Historically, hops were grown for large-scale breweries as a flat bittering agent; the nuances of hop flavors weren’t a huge part of the conversation. The Cascade hop, developed by OSU hop geneticist Alfred Haunold in the ’60s and ’70s, accelerated the craft beer movement in the Pacific Northwest, and illustrated the value of a wider spectrum of hop varieties. The discovery of hop terroir could give the industry another boost, and make way for an even broader spectrum of hop growing. “Growing hops is expensive,” Coleman says. “You need to have a big enough operation to meet expenses.
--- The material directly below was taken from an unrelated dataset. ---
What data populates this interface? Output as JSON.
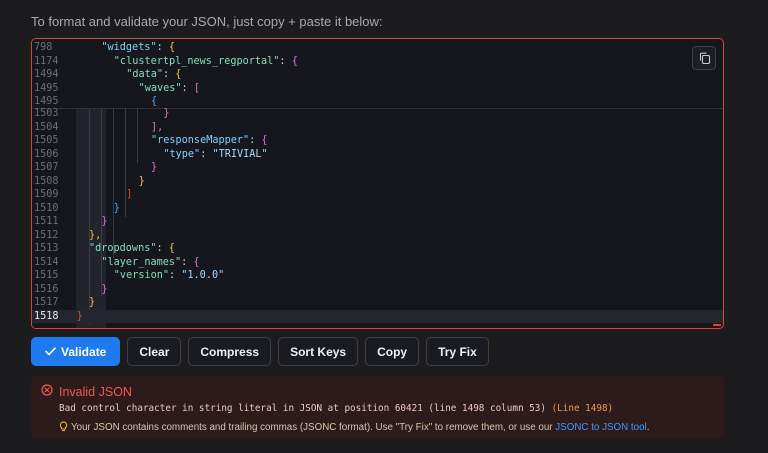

Niche crops can be part of the business for hops growers.”

Taking a cue from the wine industry, some growers have opened onsite tasting rooms drawing customers to their farms to sip beer made with their specialty products. Topwire Hop Project at Crosby Hop Farm in the Willamette Valley and Bale Breaker in Yakima, Washington provide a farm-to-pint experience, where customers sip brews that showcase their products surrounded by a canopy of hops — reminiscent of the winding vineyards at wineries. Maybe in the future, beer drinkers will tour hop farms the way wine aficionados tour vineyards – with a glass in hand.